Mr. Bernanke and the Fed’s vice chairwoman, Janet L. Yellen, “have been abundantly clear in recent commentary that the improvement in the labor market to date falls far short of what they will need to see before reducing monetary policy accommodation,” Joseph LaVorgna, chief United States economist at Deutsche Bank, wrote last week in a note to clients.
Also, the federal government has just embarked on another round of spending cuts, known as sequestration, and the extent of the resulting drag on the economy may not be evident for several months.
“The Fed will not take overt steps to scale back its asset purchases any time soon,” Lou Crandall, chief economist at Wrightson ICAP, a New York-based financial research firm, wrote last week. “The Fed is not going to take any chances until it is sure that we have avoided another spring/summer swoon.”
The central bank has said that it plans to hold short-term interest rates near zero at least as long as the unemployment rate remains above 6.5 percent. It was 7.7 percent in February. The asset purchases are intended to hasten the arrival of that moment by further reducing long-term borrowing costs for businesses and consumers.
Mr. Bernanke built a broad consensus among Fed officials last year in favor of taking both steps, and analysts say that supporters of the policy remain firmly in the majority of the Fed’s 12-member Federal Open Market Committee. Only one official dissented at the most recent meeting in January.
But Fed officials who disagree with the policy, including some who do not hold votes on the committee this year, have become increasingly vocal in their criticisms. And among officials who support the purchases, there is disagreement about how much longer the Fed should keep its foot on the gas.
The focus of those concerns has shifted from the remote threat of inflation to the possibility that low interest rates could destabilize financial markets, in part by encouraging investors to take outsize risks.
Such concerns can dilute the impact of the Fed’s efforts by causing investors to doubt how much longer rates will remain low. In response, Mr. Bernanke and other supporters of the current policies have tried in recent weeks to persuade markets that the purchases will continue because the benefits far outweigh the potential costs. Indeed, Mr. Bernanke argued recently that pulling back could pose even larger risks to stability by weakening the economy.
“In light of the moderate pace of the recovery and the continued high level of economic slack, dialing back accommodation with the goal of deterring excessive risk-taking in some areas poses its own risks to growth, price stability and, ultimately, financial stability,” he said this month. “Indeed, as I noted, a premature removal of accommodation could, by slowing the economy, perversely serve to extend the period of low long-term rates.”
In seeking to persuade markets that it plans to press forward, the Fed must also contend with evidence that the economy is gaining strength. Fed officials projected in December that the economy would expand 2.8 percent to 3.2 percent this year, the fastest growth since the recession. Analysts expect an updated forecast on Wednesday to be modestly more optimistic.

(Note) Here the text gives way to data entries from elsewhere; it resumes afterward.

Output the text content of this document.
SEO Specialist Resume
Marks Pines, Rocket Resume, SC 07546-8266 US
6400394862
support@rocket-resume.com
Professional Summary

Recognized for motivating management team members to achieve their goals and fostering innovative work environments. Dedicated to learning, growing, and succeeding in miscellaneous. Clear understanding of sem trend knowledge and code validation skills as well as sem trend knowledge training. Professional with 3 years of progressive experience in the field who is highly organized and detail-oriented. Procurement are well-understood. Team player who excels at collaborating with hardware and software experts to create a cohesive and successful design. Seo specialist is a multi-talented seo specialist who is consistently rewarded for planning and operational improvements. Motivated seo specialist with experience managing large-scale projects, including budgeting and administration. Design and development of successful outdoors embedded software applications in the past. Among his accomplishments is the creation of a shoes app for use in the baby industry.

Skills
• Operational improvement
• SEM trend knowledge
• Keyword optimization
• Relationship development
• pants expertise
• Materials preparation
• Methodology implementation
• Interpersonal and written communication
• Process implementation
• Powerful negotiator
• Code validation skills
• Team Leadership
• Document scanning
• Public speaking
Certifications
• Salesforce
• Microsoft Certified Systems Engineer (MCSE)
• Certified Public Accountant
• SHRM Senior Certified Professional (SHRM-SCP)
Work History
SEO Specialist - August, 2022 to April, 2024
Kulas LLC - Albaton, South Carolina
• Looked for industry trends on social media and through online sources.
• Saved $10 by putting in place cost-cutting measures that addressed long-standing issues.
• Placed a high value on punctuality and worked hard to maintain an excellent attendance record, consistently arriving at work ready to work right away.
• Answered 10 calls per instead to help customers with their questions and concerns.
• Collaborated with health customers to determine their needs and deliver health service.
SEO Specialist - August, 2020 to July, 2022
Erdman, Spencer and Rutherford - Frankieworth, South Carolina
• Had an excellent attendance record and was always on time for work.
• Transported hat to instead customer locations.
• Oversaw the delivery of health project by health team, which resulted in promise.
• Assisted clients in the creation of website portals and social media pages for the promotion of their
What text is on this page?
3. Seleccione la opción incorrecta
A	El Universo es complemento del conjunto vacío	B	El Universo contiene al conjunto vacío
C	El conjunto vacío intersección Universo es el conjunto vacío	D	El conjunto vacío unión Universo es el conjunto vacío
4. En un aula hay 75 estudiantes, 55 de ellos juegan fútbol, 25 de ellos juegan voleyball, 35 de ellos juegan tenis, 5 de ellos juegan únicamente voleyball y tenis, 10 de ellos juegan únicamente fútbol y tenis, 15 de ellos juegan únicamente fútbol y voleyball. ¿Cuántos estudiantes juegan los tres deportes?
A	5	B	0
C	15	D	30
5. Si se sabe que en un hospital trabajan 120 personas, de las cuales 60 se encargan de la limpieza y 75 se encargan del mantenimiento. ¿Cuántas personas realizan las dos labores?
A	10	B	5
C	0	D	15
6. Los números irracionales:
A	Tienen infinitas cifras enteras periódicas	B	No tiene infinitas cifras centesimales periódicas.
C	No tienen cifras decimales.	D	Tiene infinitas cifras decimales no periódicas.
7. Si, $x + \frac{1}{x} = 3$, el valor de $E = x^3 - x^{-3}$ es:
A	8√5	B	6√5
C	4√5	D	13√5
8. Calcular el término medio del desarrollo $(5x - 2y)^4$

The Fed has said that it will continue to stimulate the economy for an unusually extended period, even as the recovery gains strength. Since the benefits of that policy depend on its credibility, it is searching for ways to communicate more clearly with investors so that expectations of its eventual retreat do not become a premature drag on growth.
“At this stage in the business cycle, central bankers obsess that market participants will expect policy tightening to come sooner and more sharply than is consistent with sustained economic expansion,” said Vincent R. Reinhart, chief United States economist at Morgan Stanley.